Download or read book Turning Points in Curriculum written by J. Dan Marshall and published by Prentice Hall. This book was released on 2007 with total page 372 pages. Available in PDF, EPUB and Kindle. Book excerpt: Turning Points in Curriculum: A Contemporary American Memoir, 2nd edition, is a text designed to engage readers in a story of curriculum as a field of intellectual study and invite them to identify with and ultimately participate in this important work. Focusing on the United States, it contains five parts, the first of which offers a backdrop or contextual panorama for parts two through five, which present curriculum's journey through the last half of the twentieth century. Throughout the book, the authors use the term curriculum work over curriculum studies, theory, or development. The broader notion of work allows for variations that include reflection, study, theorizing, construction, inquiry, and deliberation. At the same time, the possibilities for interpretation inherent in the notion of curriculum work allow the authors to steer clear of the more fixed and differential meanings typically associated with more distinctive phrases such as curriculum theorizing or curriculum development. An important goal of Turning Points is to provide readers with multiple levels of engagement in its complex conversation. Toward this end, the authors have combined five distinct elements into the book with an eye toward personalizing readers' interpretative processes. --Publisher description.

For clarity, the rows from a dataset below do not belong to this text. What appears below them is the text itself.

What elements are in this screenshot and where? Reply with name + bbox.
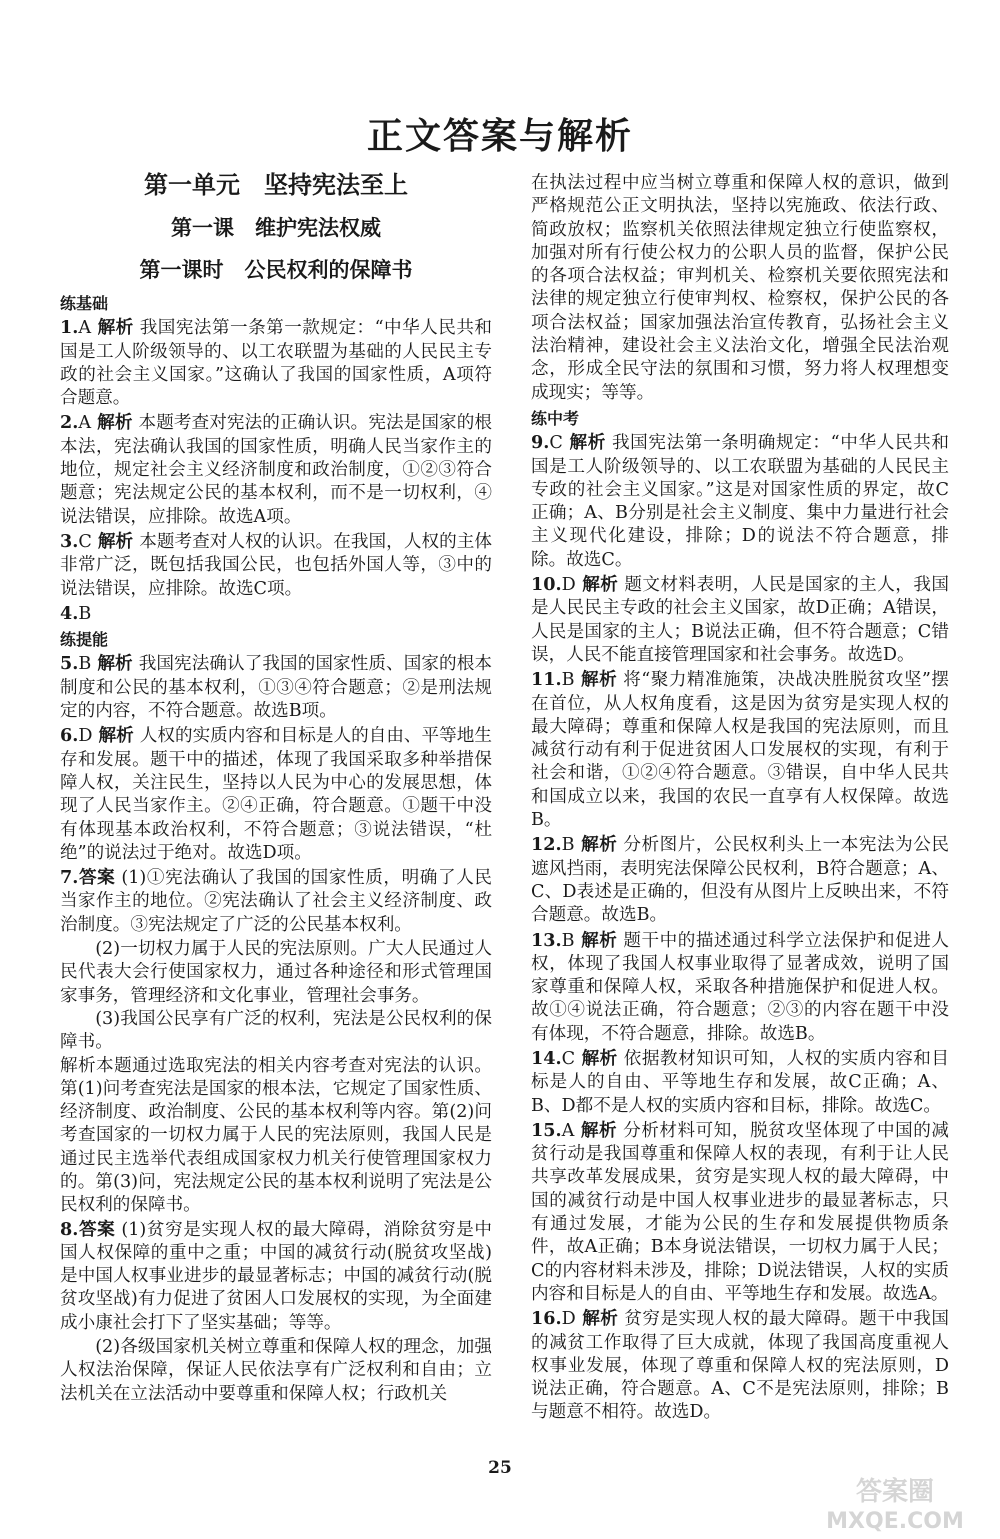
question-text: 分析材料可知，脱贫攻坚体现了中国的减贫行动是我国尊重和保障人权的表现，有利于让人民共享改革发展成果，贫穷是实现人权的最大障碍，中国的减贫行动是中国人权事业进步的最显著标志，只有通过发展，才能为公民的生存和发展提供物质条件，故A正确；B本身说法错误，一切权力属于人民；C的内容材料未涉及，排除；D说法错误，人权的实质内容和目标是人的自由、平等地生存和发展。故选A。 bbox=[531, 1120, 949, 1304]
question-answer: B bbox=[78, 654, 92, 675]
answer-label: 答案 bbox=[78, 1219, 116, 1240]
analysis-label: 解析 bbox=[580, 835, 618, 856]
question-answer: A bbox=[561, 1120, 575, 1141]
question-12 bbox=[531, 833, 949, 927]
question-answer: B bbox=[561, 835, 575, 856]
unit-heading: 第一单元 坚持宪法至上 bbox=[144, 171, 408, 199]
question-14 bbox=[531, 1047, 949, 1118]
question-text: 依据教材知识可知，人权的实质内容和目标是人的自由、平等地生存和发展，故C正确；A、B、D都不是人权的实质内容和目标，排除。故选C。 bbox=[531, 1048, 949, 1116]
question-text: 人权的实质内容和目标是人的自由、平等地生存和发展。题干中的描述，体现了我国采取多种举措保障人权，关注民生，坚持以人民为中心的发展思想，体现了人民当家作主。②④正确，符合题意。①题干中没有体现基本政治权利，不符合题意；③说法错误，“杜绝”的说法过于绝对。故选D项。 bbox=[60, 726, 492, 863]
question-number: 12. bbox=[531, 834, 562, 856]
question-answer: B bbox=[78, 603, 92, 624]
question-1 bbox=[60, 316, 492, 410]
analysis-label: 解析 bbox=[98, 726, 134, 747]
question-text: 题文材料表明，人民是国家的主人，我国是人民民主专政的社会主义国家，故D正确；A错误，人民是国家的主人；B说法正确，但不符合题意；C错误，人民不能直接管理国家和社会事务。故选D。 bbox=[531, 575, 949, 665]
answer-part-3: (3)我国公民享有广泛的权利，宪法是公民权利的保障书。 bbox=[60, 1008, 492, 1053]
watermark-line-1: 答案圈 bbox=[855, 1477, 935, 1507]
question-answer: A bbox=[78, 413, 92, 434]
question-text: 本题考查对宪法的正确认识。宪法是国家的根本法，宪法确认我国的国家性质，明确人民当家作主的地位，规定社会主义经济制度和政治制度，①②③符合题意；宪法规定公民的基本权利，而不是一切权利，④说法错误，应排除。故选A项。 bbox=[60, 413, 492, 527]
question-text: 题干中的描述通过科学立法保护和促进人权，体现了我国人权事业取得了显著成效，说明了国家尊重和保障人权，采取各种措施保护和促进人权。故①④说法正确，符合题意；②③的内容在题干中没有体现，不符合题意，排除。故选B。 bbox=[531, 930, 949, 1044]
question-11 bbox=[531, 668, 949, 832]
question-text: 我国宪法确认了我国的国家性质、国家的根本制度和公民的基本权利，①③④符合题意；②是刑法规定的内容，不符合题意。故选B项。 bbox=[60, 654, 492, 722]
watermark-line-2: MXQE.COM bbox=[826, 1509, 964, 1534]
question-9 bbox=[531, 431, 949, 572]
watermark-logo bbox=[800, 1470, 990, 1534]
question-5 bbox=[60, 652, 492, 723]
question-4 bbox=[60, 602, 492, 626]
question-3 bbox=[60, 530, 492, 601]
page-title: 正文答案与解析 bbox=[366, 116, 633, 157]
question-number: 3. bbox=[60, 530, 79, 552]
analysis-label: 解析 bbox=[581, 1048, 618, 1069]
question-number: 14. bbox=[531, 1047, 562, 1069]
question-number: 9. bbox=[531, 432, 550, 454]
section-basic: 练基础 bbox=[60, 294, 109, 313]
analysis-label: 解析 bbox=[97, 413, 133, 434]
question-text: 我国宪法第一条第一款规定：“中华人民共和国是工人阶级领导的、以工农联盟为基础的人民民主专政的社会主义国家。”这确认了我国的国家性质，A项符合题意。 bbox=[60, 318, 492, 409]
question-number: 5. bbox=[60, 653, 79, 675]
question-number: 10. bbox=[531, 574, 562, 596]
question-number: 7. bbox=[60, 867, 79, 889]
right-column bbox=[531, 172, 949, 1426]
period-heading: 第一课时 公民权利的保障书 bbox=[139, 258, 413, 282]
question-number: 6. bbox=[60, 725, 79, 747]
analysis-label: 解析 bbox=[580, 670, 618, 691]
answer-part-2: (2)各级国家机关树立尊重和保障人权的理念，加强人权法治保障，保证人民依法享有广泛权利和自由；立法机关在立法活动中要尊重和保障人权；行政机关 bbox=[60, 1337, 492, 1404]
question-answer: C bbox=[561, 1048, 576, 1069]
question-text: 贫穷是实现人权的最大障碍。题干中我国的减贫工作取得了巨大成就，体现了我国高度重视人权事业发展，体现了尊重和保障人权的宪法原则，D说法正确，符合题意。A、C不是宪法原则，排除；B与题意不相符。故选D。 bbox=[531, 1309, 949, 1423]
answer-label: 答案 bbox=[78, 868, 116, 889]
question-number: 1. bbox=[60, 317, 79, 339]
question-16 bbox=[531, 1307, 949, 1424]
question-answer: C bbox=[549, 433, 563, 454]
question-number: 11. bbox=[531, 669, 562, 691]
question-number: 13. bbox=[531, 929, 562, 951]
analysis-label: 解析 bbox=[60, 1055, 97, 1076]
answer-part-2-continued: 在执法过程中应当树立尊重和保障人权的意识，做到严格规范公正文明执法，坚持以宪施政、依法行政、简政放权；监察机关依照法律规定独立行使监察权，加强对所有行使公权力的公职人员的监督，保护公民的各项合法权益；审判机关、检察机关要依照宪法和法律的规定独立行使审判权、检察权，保护公民的各项合法权益；国家加强法治宣传教育，弘扬社会主义法治精神，建设社会主义法治文化，增强全民法治观念，形成全民守法的氛围和习惯，努力将人权理想变成现实；等等。 bbox=[531, 173, 949, 403]
question-7 bbox=[60, 866, 492, 937]
question-number: 16. bbox=[531, 1308, 562, 1330]
analysis-label: 解析 bbox=[581, 575, 619, 596]
question-10 bbox=[531, 573, 949, 667]
question-answer: D bbox=[561, 575, 576, 596]
answer-part-1: (1)贫穷是实现人权的最大障碍，消除贫穷是中国人权保障的重中之重；中国的减贫行动(脱贫攻坚战)是中国人权事业进步的最显著标志；中国的减贫行动(脱贫攻坚战)有力促进了贫困人口发展权的实现，为全面建成小康社会打下了坚实基础；等等。 bbox=[60, 1219, 492, 1333]
question-answer: D bbox=[561, 1309, 576, 1330]
analysis-label: 解析 bbox=[97, 318, 134, 339]
left-column bbox=[60, 170, 492, 1406]
section-skill: 练提能 bbox=[60, 630, 109, 650]
analysis-label: 解析 bbox=[97, 531, 134, 552]
lesson-heading: 第一课 维护宪法权威 bbox=[171, 216, 381, 240]
question-text: 我国宪法第一条明确规定：“中华人民共和国是工人阶级领导的、以工农联盟为基础的人民民主专政的社会主义国家。”这是对国家性质的界定，故C正确；A、B分别是社会主义制度、集中力量进行社会主义现代化建设，排除；D的说法不符合题意，排除。故选C。 bbox=[531, 433, 949, 570]
question-6 bbox=[60, 724, 492, 865]
answer-part-1: (1)①宪法确认了我国的国家性质，明确了人民当家作主的地位。②宪法确认了社会主义经济制度、政治制度。③宪法规定了广泛的公民基本权利。 bbox=[60, 868, 492, 935]
question-answer: B bbox=[561, 670, 575, 691]
page-number: 25 bbox=[488, 1458, 512, 1478]
answer-part-2: (2)一切权力属于人民的宪法原则。广大人民通过人民代表大会行使国家权力，通过各种途径和形式管理国家事务，管理经济和文化事业，管理社会事务。 bbox=[60, 939, 492, 1006]
question-7-analysis bbox=[60, 1055, 492, 1218]
analysis-label: 解析 bbox=[580, 930, 618, 951]
question-answer: C bbox=[78, 531, 92, 552]
question-answer: D bbox=[78, 726, 93, 747]
analysis-label: 解析 bbox=[581, 1309, 619, 1330]
question-8 bbox=[60, 1218, 492, 1335]
question-number: 2. bbox=[60, 412, 79, 434]
question-text: 本题考查对人权的认识。在我国，人权的主体非常广泛，既包括我国公民，也包括外国人等，③中的说法错误，应排除。故选C项。 bbox=[60, 531, 492, 599]
question-number: 8. bbox=[60, 1218, 79, 1240]
question-answer: A bbox=[78, 318, 92, 339]
question-number: 4. bbox=[60, 602, 79, 624]
question-2 bbox=[60, 411, 492, 528]
question-answer: B bbox=[561, 930, 575, 951]
question-text: 将“聚力精准施策，决战决胜脱贫攻坚”摆在首位，从人权角度看，这是因为贫穷是实现人权的最大障碍；尊重和保障人权是我国的宪法原则，而且减贫行动有利于促进贫困人口发展权的实现，有利于社会和谐，①②④符合题意。③错误，自中华人民共和国成立以来，我国的农民一直享有人权保障。故选B。 bbox=[531, 670, 949, 831]
analysis-label: 解析 bbox=[97, 654, 133, 675]
analysis-label: 解析 bbox=[580, 1120, 618, 1141]
analysis-text: 本题通过选取宪法的相关内容考查对宪法的认识。第(1)问考查宪法是国家的根本法，它规定了国家性质、经济制度、政治制度、公民的基本权利等内容。第(2)问考查国家的一切权力属于人民的宪法原则，我国人民是通过民主选举代表组成国家权力机关行使管理国家权力的。第(3)问，宪法规定公民的基本权利说明了宪法是公民权利的保障书。 bbox=[60, 1055, 492, 1216]
question-text: 分析图片，公民权利头上一本宪法为公民遮风挡雨，表明宪法保障公民权利，B符合题意；A、C、D表述是正确的，但没有从图片上反映出来，不符合题意。故选B。 bbox=[531, 835, 949, 926]
question-13 bbox=[531, 929, 949, 1046]
question-15 bbox=[531, 1119, 949, 1306]
question-number: 15. bbox=[531, 1119, 562, 1141]
analysis-label: 解析 bbox=[568, 433, 606, 454]
section-exam: 练中考 bbox=[531, 408, 580, 428]
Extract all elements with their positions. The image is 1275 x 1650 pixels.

Download or read book Campus Battlefield written by Charlie Kirk and published by Post Hill Press. This book was released on 2018-10-09 with total page 142 pages. Available in PDF, EPUB and Kindle. Book excerpt: Campus Battlefield takes that fight to our nation’s college campuses, where the left’s decades-long campaign to transform our universities into radical re-education camps is working, and now we are seeing the disastrous results. Free speech, intellectually rigorous debate, and the simple concepts of tolerance and fairness are routinely being corrupted and weaponized to promote radical leftist ideologies, enforce groupthink, and marginalize or eliminate any student, professor, and dean who gets in their way. All the while, these hothouses of close-mindedness are staffed by blame-America, anti-free market, victimology professors who are twisting the minds of tomorrow’s leaders.